Lecturas Bíblico-Litúrgicas:

1ª lectura: Ex 32, 7-11. 13-14
2ª lectura: 1Tm  1,12-17
3ª lectura: Lc 15,1,32

Identificación de la imagen con la realidad. Condenación por parte de Dios. Intercesión de Moisés. Son las tres ideas fundamentales de la primera lectura. La forma de culto aquí denunciada consiste en la representación de Dios como un toro; tiene conexión con el culto cananeo de la fertilidad y fue adoptado  oficialmente en el  reino  del Norte  por  su  primer  rey  Jeroboán (1R 12,26-30). En la intención del rey y de su pueblo no es culto a un ídolo, sino al Dios que le libró de servidumbre en Egipto. Su representación bajo ese símbolo no pareció indigna en un principio; pero sí cuando los guías religiosos percibieron que por ese camino el yahvismo se transformaba en una modalidad del culto cananeo.

 

Dios informa a Moisés, que está en su presencia en el monte, de lo que el pueblo está haciendo:es una violación del mandamiento capital. Dios le revela el propósito de destruirlo y de crear otro pueblo que comience con él, con Moisés. Moisés responde intercediendo por ese pueblo que ha pecado. Razones: a) Es el mismo Dios el que lo ha creado, sacándolo de Egipto; b) es el mismo Dios  que  depositó  en  él  las  promesas  hechas a  los  patriarcas; c)  Moisés mismo no quiere disociarse de ese pueblo para ser principio de otro. Dios atiende la intercesión de Moisés por el pueblo pecador.

 

Esta tensión dialéctica entre el pensamiento de la elección y de la destrucción se halla escenificada en las tres parábolas de la misericordia (tercera lectura). El evangelio de hoy nos presenta las tres parábolas de la misericordia, las perlas de las parábolas. En ellas alcanza  su gran especialidad  Lucas, que es la misericordia, su punto culminante.
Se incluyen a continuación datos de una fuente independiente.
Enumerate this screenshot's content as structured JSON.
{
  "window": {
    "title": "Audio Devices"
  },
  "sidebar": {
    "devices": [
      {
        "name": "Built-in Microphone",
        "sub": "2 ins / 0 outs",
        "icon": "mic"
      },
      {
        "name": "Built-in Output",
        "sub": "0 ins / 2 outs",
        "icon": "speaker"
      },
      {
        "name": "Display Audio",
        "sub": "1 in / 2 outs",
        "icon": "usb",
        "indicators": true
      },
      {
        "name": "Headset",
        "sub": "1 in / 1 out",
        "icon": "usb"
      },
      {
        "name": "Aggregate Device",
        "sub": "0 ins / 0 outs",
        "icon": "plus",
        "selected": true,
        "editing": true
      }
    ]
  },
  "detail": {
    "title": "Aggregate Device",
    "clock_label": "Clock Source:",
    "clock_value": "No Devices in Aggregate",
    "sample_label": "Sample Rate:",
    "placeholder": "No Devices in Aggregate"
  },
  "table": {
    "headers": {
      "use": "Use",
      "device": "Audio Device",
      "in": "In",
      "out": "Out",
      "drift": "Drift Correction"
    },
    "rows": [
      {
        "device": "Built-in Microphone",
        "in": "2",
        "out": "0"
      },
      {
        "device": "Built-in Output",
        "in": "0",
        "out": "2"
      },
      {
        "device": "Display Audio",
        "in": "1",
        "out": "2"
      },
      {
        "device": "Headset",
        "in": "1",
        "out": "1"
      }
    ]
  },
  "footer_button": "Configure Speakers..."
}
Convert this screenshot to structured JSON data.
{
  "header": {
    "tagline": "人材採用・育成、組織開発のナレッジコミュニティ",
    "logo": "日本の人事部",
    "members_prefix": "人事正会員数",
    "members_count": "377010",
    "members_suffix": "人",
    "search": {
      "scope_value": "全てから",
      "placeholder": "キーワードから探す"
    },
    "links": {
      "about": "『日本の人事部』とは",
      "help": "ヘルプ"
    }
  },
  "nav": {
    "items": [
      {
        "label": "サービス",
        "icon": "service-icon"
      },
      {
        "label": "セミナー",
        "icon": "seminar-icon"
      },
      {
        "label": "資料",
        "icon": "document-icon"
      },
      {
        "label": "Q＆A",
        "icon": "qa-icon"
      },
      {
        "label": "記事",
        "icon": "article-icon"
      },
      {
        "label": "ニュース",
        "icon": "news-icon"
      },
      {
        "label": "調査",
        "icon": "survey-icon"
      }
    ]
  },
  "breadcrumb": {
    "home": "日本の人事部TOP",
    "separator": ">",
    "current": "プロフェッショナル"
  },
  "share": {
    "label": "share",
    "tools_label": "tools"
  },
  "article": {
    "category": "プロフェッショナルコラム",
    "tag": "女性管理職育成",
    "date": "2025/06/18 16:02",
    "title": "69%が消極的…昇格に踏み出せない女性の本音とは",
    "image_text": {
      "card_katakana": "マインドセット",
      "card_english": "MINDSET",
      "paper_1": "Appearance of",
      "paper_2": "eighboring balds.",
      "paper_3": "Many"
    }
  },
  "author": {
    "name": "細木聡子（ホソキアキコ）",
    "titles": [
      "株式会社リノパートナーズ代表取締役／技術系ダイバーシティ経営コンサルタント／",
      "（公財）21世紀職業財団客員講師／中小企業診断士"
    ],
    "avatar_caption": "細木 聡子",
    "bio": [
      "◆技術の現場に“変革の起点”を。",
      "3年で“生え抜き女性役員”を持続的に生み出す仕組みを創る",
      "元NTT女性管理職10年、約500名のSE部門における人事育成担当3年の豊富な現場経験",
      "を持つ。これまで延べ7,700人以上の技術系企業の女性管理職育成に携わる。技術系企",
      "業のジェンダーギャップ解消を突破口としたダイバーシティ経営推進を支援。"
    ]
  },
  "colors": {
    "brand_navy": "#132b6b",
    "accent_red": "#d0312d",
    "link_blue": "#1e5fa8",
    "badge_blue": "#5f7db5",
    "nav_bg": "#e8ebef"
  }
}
Las intencionadamente aquí reunidas son las respuestas, bien elocuentes por cierto, a la crítica que los “devotos” hacían de Jesús por su compañía y amistad con los pecadores. Uno que frecuenta tales compañías, ¿qué clase de Mesías pretende ser? Queda necesariamente descalificado.

 

Y lo hacen de forma indirecta, como si Jesús argumentase de esta forma: ¿tenéis algo que reprochar a mi conducta? Pues sabed que ella refleja la de Dios mismo. Dios se conduce de la misma manera que yo. Por tanto, al excluirme a mí renunciáis al Dios verdadero. Este raciocinio adquiere aun mayor fuerza si tenemos en cuenta la afirmación hiperbólica del principio. El texto griego lo formula así: “Se acercaban a Jesús todos los publicanos y los pecadores...”. Nuestro texto ha suprimido el “todos” por dos razones: Una de tipo “histórico” : no se le acercaban “todos”, y otra de tipo “literario”: Lucas recurre con frecuencia al principio de la generalización cuando le interesa destacar algo verdaderamente importante.

 

En estas tres parábolas se manifiesta Jesús como el testigo excepcional del amor de Dios. Las tres tienen el mismo denominador común: la alegría que produce a Dios  la conversión de sus hijos. Omitimos hoy la perla entre las perlas, que es la parábola del hijo pródigo por dos razones: por la amplitud que necesariamente desbordaría los límites impuestos a este comentario por su misma naturaleza, y porque ya fue expuesta, con la brevedad y profundidad requeridas, el cuarto domingo de cuaresma del Ciclo C anterior.

 

Trataremos, de forma seguida,  las dos primeras: la “oveja perdida” y la “dracma perdida”. Ofrecen rasgos comunes y son estrictamente paralelas. Describen con gran viveza el deseo y la actitud de Dios frente a los pecadores, a los que acoge siempre con alegría. De este modo las dos parábolas  son la continuación  de la  que  conocemos como  la  del  “Médico  y  os enfermos” (Mc 2,16-17). El tema de la alegría es el leit motif o el denominador común  de todo el capítulo (Lc15, 6.7.9.10; a la parábola del hijo pródigo pertenecen los versículos 23. 24. 29. 32, que insisten en el mismo tema de la alegría).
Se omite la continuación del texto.